Physician and clinical services includes offices of physicians and outpatient care centers, plus the portion of medical and diagnostic laboratories services that are billed independently by laboratories. Physician services account for 81% of these expenditures, but this portion of the physician and clinical services grew only 1.8% in 2010. Recalculating using 81% of the 515.5 billion for physician and clinical services and a 1.8% increase, the increase in expenditures for physician services accounted for 7.5 billion. According to the article in Health Affairs, 2010 was a year when people decided to forgo care, slowing growth in elective hospital procedures, the number of prescriptions dispensed, and physician office visits (1). In other words, less healthcare led to a slowing of expenses.

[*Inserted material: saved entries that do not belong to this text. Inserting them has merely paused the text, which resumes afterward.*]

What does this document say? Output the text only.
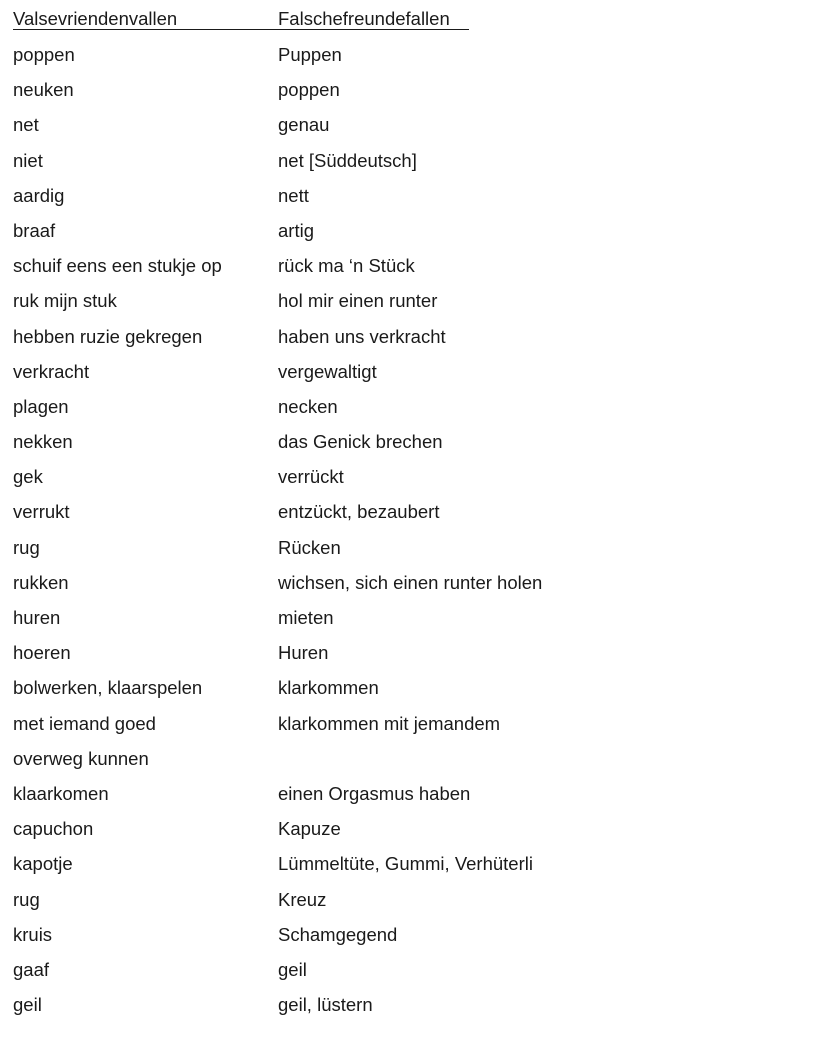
Valsevriendenvallen	Falschefreundefallen
poppen	Puppen
neuken	poppen
net	genau
niet	net [Süddeutsch]
aardig	nett
braaf	artig
schuif eens een stukje op	rück ma ‘n Stück
ruk mijn stuk	hol mir einen runter
hebben ruzie gekregen	haben uns verkracht
verkracht	vergewaltigt
plagen	necken
nekken	das Genick brechen
gek	verrückt
verrukt	entzückt, bezaubert
rug	Rücken
rukken	wichsen, sich einen runter holen
huren	mieten
hoeren	Huren
bolwerken, klaarspelen	klarkommen
met iemand goed	klarkommen mit jemandem
overweg kunnen
klaarkomen	einen Orgasmus haben
capuchon	Kapuze
kapotje	Lümmeltüte, Gummi, Verhüterli
rug	Kreuz
kruis	Schamgegend
gaaf	geil
geil	geil, lüstern
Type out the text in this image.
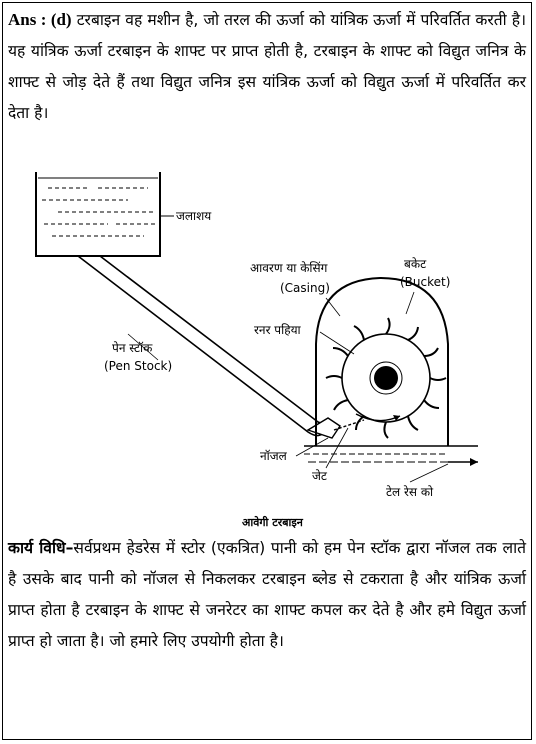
Ans : (d) टरबाइन वह मशीन है, जो तरल की ऊर्जा को यांत्रिक ऊर्जा में परिवर्तित करती है। यह यांत्रिक ऊर्जा टरबाइन के शाफ्ट पर प्राप्त होती है, टरबाइन के शाफ्ट को विद्युत जनित्र के शाफ्ट से जोड़ देते हैं तथा विद्युत जनित्र इस यांत्रिक ऊर्जा को विद्युत ऊर्जा में परिवर्तित कर देता है।

जलाशय
पेन स्टॉक
(Pen Stock)
नॉजल
आवरण या केसिंग
(Casing)
बकेट
(Bucket)
रनर पहिया
जेट
टेल रेस को
आवेगी टरबाइन

कार्य विधि–सर्वप्रथम हेडरेस में स्टोर (एकत्रित) पानी को हम पेन स्टॉक द्वारा नॉजल तक लाते है उसके बाद पानी को नॉजल से निकलकर टरबाइन ब्लेड से टकराता है और यांत्रिक ऊर्जा प्राप्त होता है टरबाइन के शाफ्ट से जनरेटर का शाफ्ट कपल कर देते है और हमे विद्युत ऊर्जा प्राप्त हो जाता है। जो हमारे लिए उपयोगी होता है।
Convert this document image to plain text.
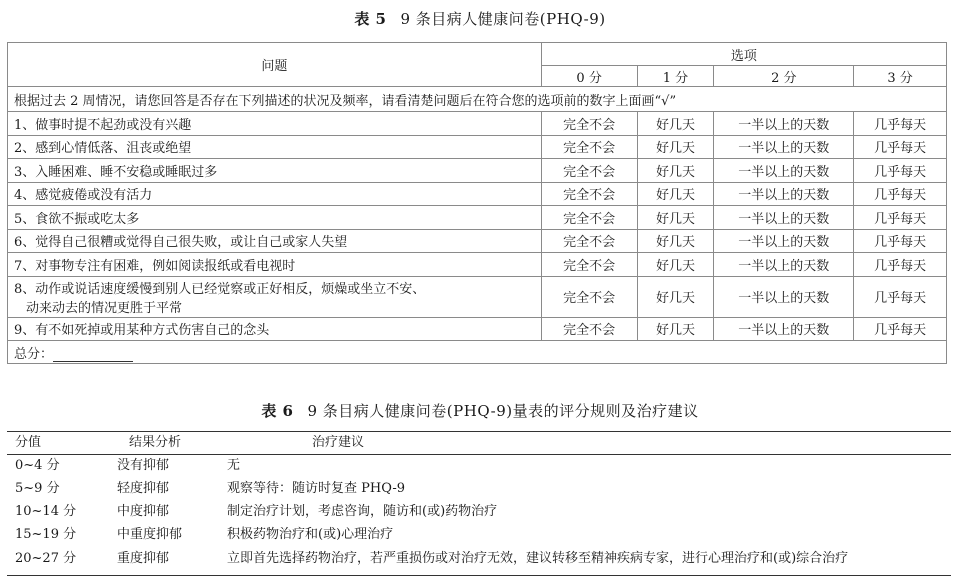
表 5 9 条目病人健康问卷(PHQ-9)
问题	选项			
	0 分	1 分	2 分	3 分
根据过去 2 周情况，请您回答是否存在下列描述的状况及频率，请看清楚问题后在符合您的选项前的数字上面画“√”				
1、做事时提不起劲或没有兴趣	完全不会	好几天	一半以上的天数	几乎每天
2、感到心情低落、沮丧或绝望	完全不会	好几天	一半以上的天数	几乎每天
3、入睡困难、睡不安稳或睡眠过多	完全不会	好几天	一半以上的天数	几乎每天
4、感觉疲倦或没有活力	完全不会	好几天	一半以上的天数	几乎每天
5、食欲不振或吃太多	完全不会	好几天	一半以上的天数	几乎每天
6、觉得自己很糟或觉得自己很失败，或让自己或家人失望	完全不会	好几天	一半以上的天数	几乎每天
7、对事物专注有困难，例如阅读报纸或看电视时	完全不会	好几天	一半以上的天数	几乎每天

8、动作或说话速度缓慢到别人已经觉察或正好相反，烦燥或坐立不安、
动来动去的情况更胜于平常	完全不会	好几天	一半以上的天数	几乎每天
9、有不如死掉或用某种方式伤害自己的念头	完全不会	好几天	一半以上的天数	几乎每天
总分：				
表 6 9 条目病人健康问卷(PHQ-9)量表的评分规则及治疗建议
分值	结果分析	治疗建议
0~4 分	没有抑郁	无
5~9 分	轻度抑郁	观察等待：随访时复查 PHQ-9
10~14 分	中度抑郁	制定治疗计划，考虑咨询，随访和(或)药物治疗
15~19 分	中重度抑郁	积极药物治疗和(或)心理治疗
20~27 分	重度抑郁	立即首先选择药物治疗，若严重损伤或对治疗无效，建议转移至精神疾病专家，进行心理治疗和(或)综合治疗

The above data suggest that physicians account for only about 16% of the healthcare costs and their portion of the healthcare pie seems to be decreasing compared to other healthcare expenditures. To control healthcare costs but not decrease healthcare, policymakers need to focus on those areas of expenditures that account for much of the increase in cost, and especially those that provide no healthcare product. Cuts in the net cost of health insurance and hospital administrative costs would seem two areas where considerable cost savings could be achieved with little to no reduction in patient care.

Richard A. Robbins, MD

Editor, Southwest Journal of Pulmonary and Critical Care

References

  1. Martin AB, Lassman D, Washington B, Catlin A; the National Health Expenditure Accounts Team. Growth In US Health Spending Remained Slow In 2010; Health Share Of Gross Domestic Product Was Unchanged From 2009. Health Aff (Millwood) 2012;31:208-219.
  2. https://www.cms.gov/NationalHealthExpendData/downloads/dsm-10.pdf (accessed 1-17-12).
  3. http://thinkprogress.org/health/2009/08/05/170897/are-health-insurers-making-too-much-money/?mobile=nc (accessed 1-17-12).
  4. Woolhandler S, Campbell T, Himmelstein DU. Costs of health care administration in the United States and Canada. N Engl J Med 2003;349:768-75.